Continuity and templating

slanning on 2008-03-31T13:12:43

I like the idea of Continuity. I don't, however, want to go back to using CGI.pm (or printing strings directly) to generate HTML. That's probably what Brock has in mind with Continuity::Widget. However, sorry, I also don't want to use a widget system hacked up just for Continuity, and that module seems to only be a placeholder right now anyway.

What I'd really like to do is somehow integrate Continuity with my favorite templating system, HTML::Mason. Are these two too different conceptually, though? Mason is based on requests, while Continuity is trying to get rid of them? Not sure yet how Continuity's Mapper and Adapter objects fit with Mason's Request, Resolver, ApacheHandler, Interpret... Anyone have ideas?


templating

awwaiid on 2008-03-31T14:15:35

Yeah, Continuity::Widget is just a sketch, and separate from Continuity itself on purpose. Even if I get that going the way I like, I definitely don't expect it to be The Way to use Continuity. More like a demonstration of what can be done. Well... and for my own use :)

I unfortunately don't know the full HTML::Mason request cycle and how that all works. One thing you can do, I believe, is to just use Mason as a template engine. You could then use Mason components to organize your views, and outter Continuity structures to organize the control flow.

Another possibility (or maybe along with the above) is to take the Continuity request and turn it into a Mason request, so that the request-oriented features of Mason can be utilized.

One thing that I have no idea how to do (without research at least) would be the other way around -- allow for Continuity based control flow inside a Mason component.

what he said

hdp on 2008-04-01T00:29:14

use Mason's templating parts, not its web framework parts, like you would with Catalyst or Jifty. see the source of Catalyst::View::Mason, and the "using Mason in standalone scripts" part of HTML::Mason::Admin.

Re:what he said

slanning on 2008-04-01T08:00:38

(I'll be damned if I can get the code to format within <code> tags, so this is all Code format.)

I actually tried installing Jifty last night because I realized it might be more what I had in mind (continuations, Mason...), but I aborted the install after about a half hour of exciting CPAN action. (Maybe I should try Catalyst I guess, but it's never really felt right to me..)

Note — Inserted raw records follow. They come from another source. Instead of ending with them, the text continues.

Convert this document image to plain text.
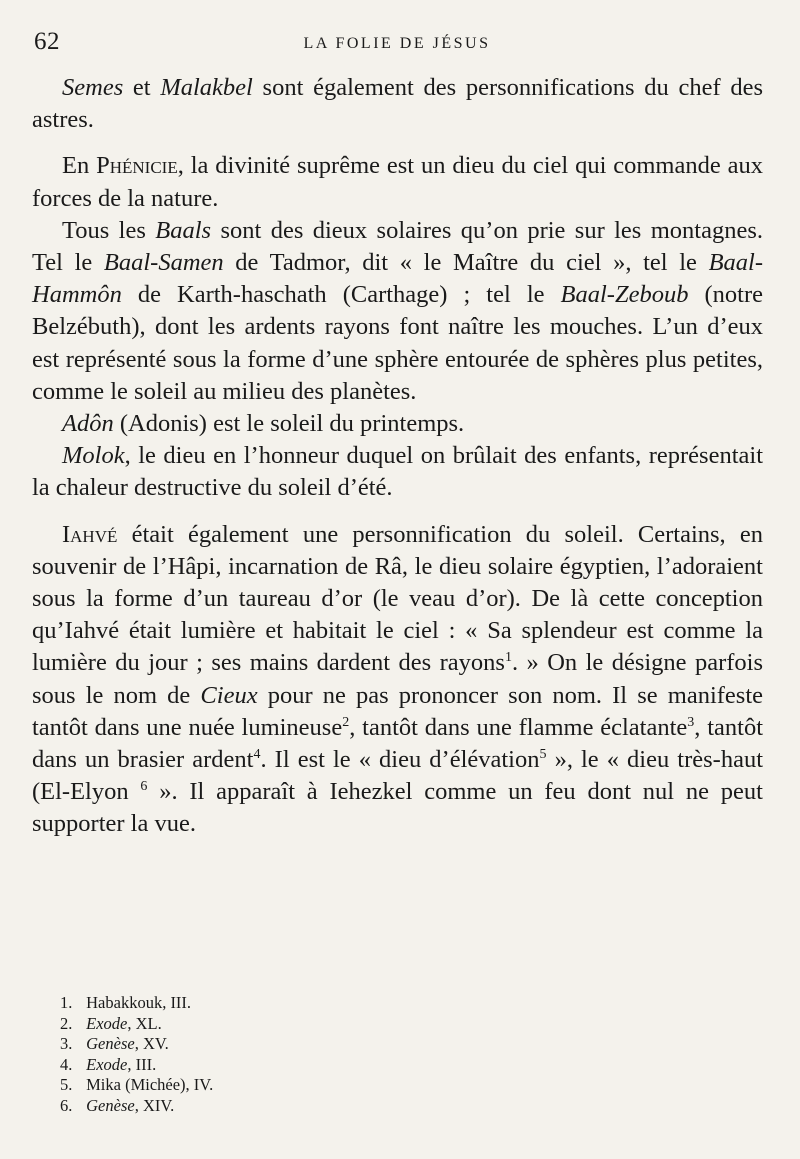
62	LA FOLIE DE JÉSUS

Semes et Malakbel sont également des personnifications du chef des astres.

En Phénicie, la divinité suprême est un dieu du ciel qui commande aux forces de la nature.

Tous les Baals sont des dieux solaires qu’on prie sur les montagnes. Tel le Baal-Samen de Tadmor, dit « le Maître du ciel », tel le Baal-Hammôn de Karth-haschath (Carthage) ; tel le Baal-Zeboub (notre Belzébuth), dont les ardents rayons font naître les mouches. L’un d’eux est représenté sous la forme d’une sphère entourée de sphères plus petites, comme le soleil au milieu des planètes.

Adôn (Adonis) est le soleil du printemps.

Molok, le dieu en l’honneur duquel on brûlait des enfants, représentait la chaleur destructive du soleil d’été.

Iahvé était également une personnification du soleil. Certains, en souvenir de l’Hâpi, incarnation de Râ, le dieu solaire égyptien, l’adoraient sous la forme d’un taureau d’or (le veau d’or). De là cette conception qu’Iahvé était lumière et habitait le ciel : « Sa splendeur est comme la lumière du jour ; ses mains dardent des rayons$^1$. » On le désigne parfois sous le nom de Cieux pour ne pas prononcer son nom. Il se manifeste tantôt dans une nuée lumineuse$^2$, tantôt dans une flamme éclatante$^3$, tantôt dans un brasier ardent$^4$. Il est le « dieu d’élévation$^5$ », le « dieu très-haut (El-Elyon $^6$ ». Il apparaît à Iehezkel comme un feu dont nul ne peut supporter la vue.

1. Habakkouk, III.
2. Exode, XL.
3. Genèse, XV.
4. Exode, III.
5. Mika (Michée), IV.
6. Genèse, XIV.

Then I ended up doing just what you mentioned, using Mason as a standalone script. It wasn't very elegant, though. Unfortunately I didn't bring my laptop today so I can't copy what I have, but from memory it was something like this (based on the addtwo.pl example in Continuity):

my $server = Continuity->new(port => 65432);
$server->run;  # (or whatever it is)

sub main {
    my $request = shift;

    my $outbuf = '';
    my $interp = HTML::Mason::Interp->new(
        comp_root => '...',
        data_root => '...',
        out_method => \$outbuf,   # something like that
    );

    $interp->exec('/one.html');
    $request->print($outbuf);
    $request->next;
    my $num1 = $request->param('num');

    $outbuf = '';
    $interp->exec('/two.html');
    $request->print($outbuf);
    $request->next;
    my $num2 = $request->param('num');

    $outbuf = '';
    $interp->exec('/sum.html', num1 => $num1, num2 => $num2, sum => $num1 + $num2);
    $request->print($outbuf);
}

And there the components 'comp/num1.html' etc. are like:

Enter first number:
<input type=text name=num><input type=submit>

and

<h2>The sum of <% $num1 %> and <% $num2 %> is <% $sum %>!</h2>
<%args>
$num1 => 0
$num2 => 0
$sum  => 0
</%args>

and 'autohandler' is like:

<html><body><form>
% $m->call_next();
</form></body></html>

So I guess whatever I did would basically wrap around this tedious incantation:

    $interp->exec('/one.html');
    $request->print($outbuf);
    $request->next;

I guess it's not even a matter of subclassing a mapper/adapter of Continuity or whatever, just making an "exec + print" method on the application side.

Re:what he said

awwaiid on 2008-04-01T16:51:21

Yeah. In larger apps I usually end up putting $request into an instance variable so that I don't have to pass it around all the time. You can do the same thing with your Mason interpreter, I imagine your main body might look like:

sub main {
    my $request = shift;
    my $app = App->new(request => $request);
    $app->run;
}

package App.pm;
# ...

sub run {
    my $self = shift;
    $self->display('/one.html');
    my $num1 = $self->param('num');
    $self->display('/two.html');
    my $num2 = $self->param('num');
    $self->display('/sum.html',
        num1 => $num1,
        num2 => $num2,
         sum => $num1 + $num2);
}

Also, instead of explicitly getting and setting num1 num2 etc, maybe you can use $request->params, which returns a list of all name/value pairs (you can treat it like a hash if you like) -- take that and give the whole thing to each template. Or something.